As páginas que se seguiram estavam em branco. Mu virou-as angustiado, na esperança de encontrar mais alguma coisa. Cinco folhas depois, percebeu que seu mestre tinha retomado a escrita. Kiki ainda dormia, por isso Mu continuou lendo.

1º de janeiro de 1972.

Feliz ano novo, Mu. Talvez um dia você vá ler isto, então já deixo os meus cumprimentos. Neste exato momento você está dormindo no berço ao meu lado, confortavelmente enrolado em cobertores. Acabei de recebê-lo da vila de Jamiel. Você foi abandonado porque seus poderes telecinéticos são tão fortes que mesmo os seus pais ficaram com medo. Já faz muitos anos que não venho para Jamiel, e noto que algumas coisas mudaram. Ou serão as minhas lembranças que se moldaram ao longo desses dois séculos? Bem, não importa.
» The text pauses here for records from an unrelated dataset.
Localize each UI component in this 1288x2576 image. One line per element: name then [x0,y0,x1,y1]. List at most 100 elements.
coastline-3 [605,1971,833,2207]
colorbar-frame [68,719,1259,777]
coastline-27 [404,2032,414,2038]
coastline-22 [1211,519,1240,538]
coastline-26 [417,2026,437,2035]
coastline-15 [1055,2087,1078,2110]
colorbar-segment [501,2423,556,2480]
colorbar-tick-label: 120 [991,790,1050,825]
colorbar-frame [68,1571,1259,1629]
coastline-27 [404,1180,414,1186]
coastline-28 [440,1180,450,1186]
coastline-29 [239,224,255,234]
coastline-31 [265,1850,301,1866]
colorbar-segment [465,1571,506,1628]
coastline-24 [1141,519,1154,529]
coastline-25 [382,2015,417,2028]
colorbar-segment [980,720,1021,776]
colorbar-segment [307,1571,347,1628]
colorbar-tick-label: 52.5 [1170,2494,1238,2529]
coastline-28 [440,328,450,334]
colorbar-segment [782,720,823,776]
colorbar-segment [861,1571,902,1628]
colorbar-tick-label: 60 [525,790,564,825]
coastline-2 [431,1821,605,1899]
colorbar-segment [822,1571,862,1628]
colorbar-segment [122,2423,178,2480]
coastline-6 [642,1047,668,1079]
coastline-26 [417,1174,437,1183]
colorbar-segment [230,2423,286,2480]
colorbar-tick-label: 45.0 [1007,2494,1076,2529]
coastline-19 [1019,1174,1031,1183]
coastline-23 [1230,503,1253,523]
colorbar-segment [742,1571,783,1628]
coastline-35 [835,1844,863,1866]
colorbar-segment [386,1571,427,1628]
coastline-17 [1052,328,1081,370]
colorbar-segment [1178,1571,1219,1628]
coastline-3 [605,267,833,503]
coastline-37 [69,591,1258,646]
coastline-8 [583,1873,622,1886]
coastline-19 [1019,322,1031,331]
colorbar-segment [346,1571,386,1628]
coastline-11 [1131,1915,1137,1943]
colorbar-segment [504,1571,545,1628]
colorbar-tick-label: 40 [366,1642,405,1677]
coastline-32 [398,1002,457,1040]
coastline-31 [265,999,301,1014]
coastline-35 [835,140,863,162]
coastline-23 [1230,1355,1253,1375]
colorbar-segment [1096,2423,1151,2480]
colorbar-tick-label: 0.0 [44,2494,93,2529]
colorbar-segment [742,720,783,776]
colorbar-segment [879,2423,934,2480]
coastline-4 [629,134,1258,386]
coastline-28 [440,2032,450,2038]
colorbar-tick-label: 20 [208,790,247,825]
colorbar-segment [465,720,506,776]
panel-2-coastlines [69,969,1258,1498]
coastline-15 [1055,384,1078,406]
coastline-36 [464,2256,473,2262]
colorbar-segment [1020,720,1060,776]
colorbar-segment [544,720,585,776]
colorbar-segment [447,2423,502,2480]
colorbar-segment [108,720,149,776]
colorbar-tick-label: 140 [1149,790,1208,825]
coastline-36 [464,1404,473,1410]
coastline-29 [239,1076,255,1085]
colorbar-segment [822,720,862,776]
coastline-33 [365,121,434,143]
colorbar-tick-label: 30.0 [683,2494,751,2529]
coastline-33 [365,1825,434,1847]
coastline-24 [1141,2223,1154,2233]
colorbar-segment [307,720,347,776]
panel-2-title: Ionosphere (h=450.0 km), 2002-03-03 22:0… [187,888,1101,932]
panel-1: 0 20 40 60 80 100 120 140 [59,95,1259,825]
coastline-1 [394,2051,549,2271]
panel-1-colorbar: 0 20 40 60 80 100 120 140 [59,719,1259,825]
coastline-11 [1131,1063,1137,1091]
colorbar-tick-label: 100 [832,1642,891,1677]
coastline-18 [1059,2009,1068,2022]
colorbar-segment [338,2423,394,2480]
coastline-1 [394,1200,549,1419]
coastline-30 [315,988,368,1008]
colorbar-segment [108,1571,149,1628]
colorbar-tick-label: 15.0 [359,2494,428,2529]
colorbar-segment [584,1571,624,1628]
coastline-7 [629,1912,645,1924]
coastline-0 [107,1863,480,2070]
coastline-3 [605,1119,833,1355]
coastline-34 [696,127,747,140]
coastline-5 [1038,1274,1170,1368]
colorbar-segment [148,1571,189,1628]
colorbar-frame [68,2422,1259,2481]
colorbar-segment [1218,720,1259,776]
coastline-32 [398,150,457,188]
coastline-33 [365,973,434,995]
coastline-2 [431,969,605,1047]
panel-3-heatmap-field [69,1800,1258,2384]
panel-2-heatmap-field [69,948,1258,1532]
Lembrei-me deste diário há poucos dias. Vou deixá-lo para você. O conteúdo da primeira parte deve tê-lo preocupado. Não nego que fui bem sincero em cada palavra escrita há mais de duzentos anos. Era como eu me sentia na época. Relendo os meus escritos, quase não me reconheço, pois não me recordo mais do momento exato em que os escrevi, exceto pelo último dia. Foi no dia em que meu mestre Hakurei me deixou. Eu estava frustrado, zangado e, sobretudo, triste. E muita tristeza se seguiu até o final da Guerra Santa. Eu derramei muitas lágrimas naqueles dias. E eu acreditei que a geração da Guerra Santa foi mesmo infeliz.
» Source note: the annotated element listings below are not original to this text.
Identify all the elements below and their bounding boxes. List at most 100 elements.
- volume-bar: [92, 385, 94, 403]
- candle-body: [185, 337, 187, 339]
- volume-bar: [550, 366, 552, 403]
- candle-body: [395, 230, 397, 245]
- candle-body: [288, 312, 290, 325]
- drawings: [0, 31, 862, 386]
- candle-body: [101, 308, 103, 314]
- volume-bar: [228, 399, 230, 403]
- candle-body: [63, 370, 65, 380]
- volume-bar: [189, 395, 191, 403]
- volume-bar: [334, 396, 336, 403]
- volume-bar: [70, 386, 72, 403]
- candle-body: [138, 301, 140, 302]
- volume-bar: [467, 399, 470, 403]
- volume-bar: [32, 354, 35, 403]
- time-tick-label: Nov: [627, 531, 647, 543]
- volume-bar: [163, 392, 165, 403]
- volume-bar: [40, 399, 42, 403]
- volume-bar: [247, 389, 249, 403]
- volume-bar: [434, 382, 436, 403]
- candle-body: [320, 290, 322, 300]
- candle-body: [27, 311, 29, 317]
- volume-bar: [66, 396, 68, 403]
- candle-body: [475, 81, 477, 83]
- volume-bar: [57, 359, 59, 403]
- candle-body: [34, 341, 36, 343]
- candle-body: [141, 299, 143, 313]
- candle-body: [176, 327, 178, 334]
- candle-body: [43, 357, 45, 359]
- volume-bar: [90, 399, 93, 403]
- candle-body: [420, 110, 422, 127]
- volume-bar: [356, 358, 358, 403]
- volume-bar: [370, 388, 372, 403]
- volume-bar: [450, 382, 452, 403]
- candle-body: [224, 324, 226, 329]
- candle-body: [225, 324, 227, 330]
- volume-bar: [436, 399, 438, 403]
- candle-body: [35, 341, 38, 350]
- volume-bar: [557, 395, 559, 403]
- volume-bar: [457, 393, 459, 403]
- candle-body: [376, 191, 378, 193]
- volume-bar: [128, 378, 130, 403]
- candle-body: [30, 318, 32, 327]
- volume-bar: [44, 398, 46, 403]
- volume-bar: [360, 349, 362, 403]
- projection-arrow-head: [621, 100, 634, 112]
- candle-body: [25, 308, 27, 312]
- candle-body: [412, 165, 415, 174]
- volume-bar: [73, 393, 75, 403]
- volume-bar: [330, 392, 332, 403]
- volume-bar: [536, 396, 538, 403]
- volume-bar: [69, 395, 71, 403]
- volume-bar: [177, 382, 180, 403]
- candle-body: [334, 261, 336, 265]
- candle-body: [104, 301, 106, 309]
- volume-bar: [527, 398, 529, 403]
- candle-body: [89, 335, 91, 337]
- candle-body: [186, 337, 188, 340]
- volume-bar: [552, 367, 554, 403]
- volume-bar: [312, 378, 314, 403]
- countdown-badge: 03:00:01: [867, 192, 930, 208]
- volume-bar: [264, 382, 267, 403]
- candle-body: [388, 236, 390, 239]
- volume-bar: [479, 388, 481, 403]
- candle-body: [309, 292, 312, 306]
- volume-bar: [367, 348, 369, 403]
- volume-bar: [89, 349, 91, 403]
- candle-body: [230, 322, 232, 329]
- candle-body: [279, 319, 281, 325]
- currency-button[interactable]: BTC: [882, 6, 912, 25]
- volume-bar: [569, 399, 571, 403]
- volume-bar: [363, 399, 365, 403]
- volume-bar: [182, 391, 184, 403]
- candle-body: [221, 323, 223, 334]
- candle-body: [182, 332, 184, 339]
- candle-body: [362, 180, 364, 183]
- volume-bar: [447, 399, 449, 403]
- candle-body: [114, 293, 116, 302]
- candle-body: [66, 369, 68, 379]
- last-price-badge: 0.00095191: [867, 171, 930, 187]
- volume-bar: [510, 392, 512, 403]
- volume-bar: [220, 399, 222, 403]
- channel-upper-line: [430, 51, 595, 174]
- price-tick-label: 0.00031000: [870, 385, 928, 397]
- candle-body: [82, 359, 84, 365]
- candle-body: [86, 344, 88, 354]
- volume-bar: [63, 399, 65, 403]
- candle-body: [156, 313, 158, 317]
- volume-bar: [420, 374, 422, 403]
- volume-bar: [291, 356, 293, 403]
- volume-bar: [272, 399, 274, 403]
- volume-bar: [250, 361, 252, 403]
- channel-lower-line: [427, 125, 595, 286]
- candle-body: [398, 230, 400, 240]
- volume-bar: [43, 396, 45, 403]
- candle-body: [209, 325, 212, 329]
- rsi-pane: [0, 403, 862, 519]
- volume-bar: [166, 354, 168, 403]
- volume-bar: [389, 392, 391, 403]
Retomo este diário por dois bons motivos. O primeiro é que minha geração não foi infeliz. Devo desmentir minhas conclusões de quando era tolo e jovem. Ainda bem que fui tolo. Espero que você também seja em sua juventude. O segundo é que você, também, é uma geração da Guerra Santa. E eu retomo este diário para dizer-lhe que sua geração é muito abençoada por Athena. Você com certeza vai me perguntar: e todo esse relato infeliz de sua juventude? Pois ele é tão verdadeiro quanto você ou eu. São os sentimentos que você enfrentará um dia. Mas isso não torna sua geração menos feliz do que qualquer outra.

2 de janeiro de 1972.

Em abril, você completará dois anos de vida. Você, Mu, é um bebê saudável e cheio de energia. É curioso demais para os meus velhos ossos acompanharem. Mas você encheu a minha casa de vida.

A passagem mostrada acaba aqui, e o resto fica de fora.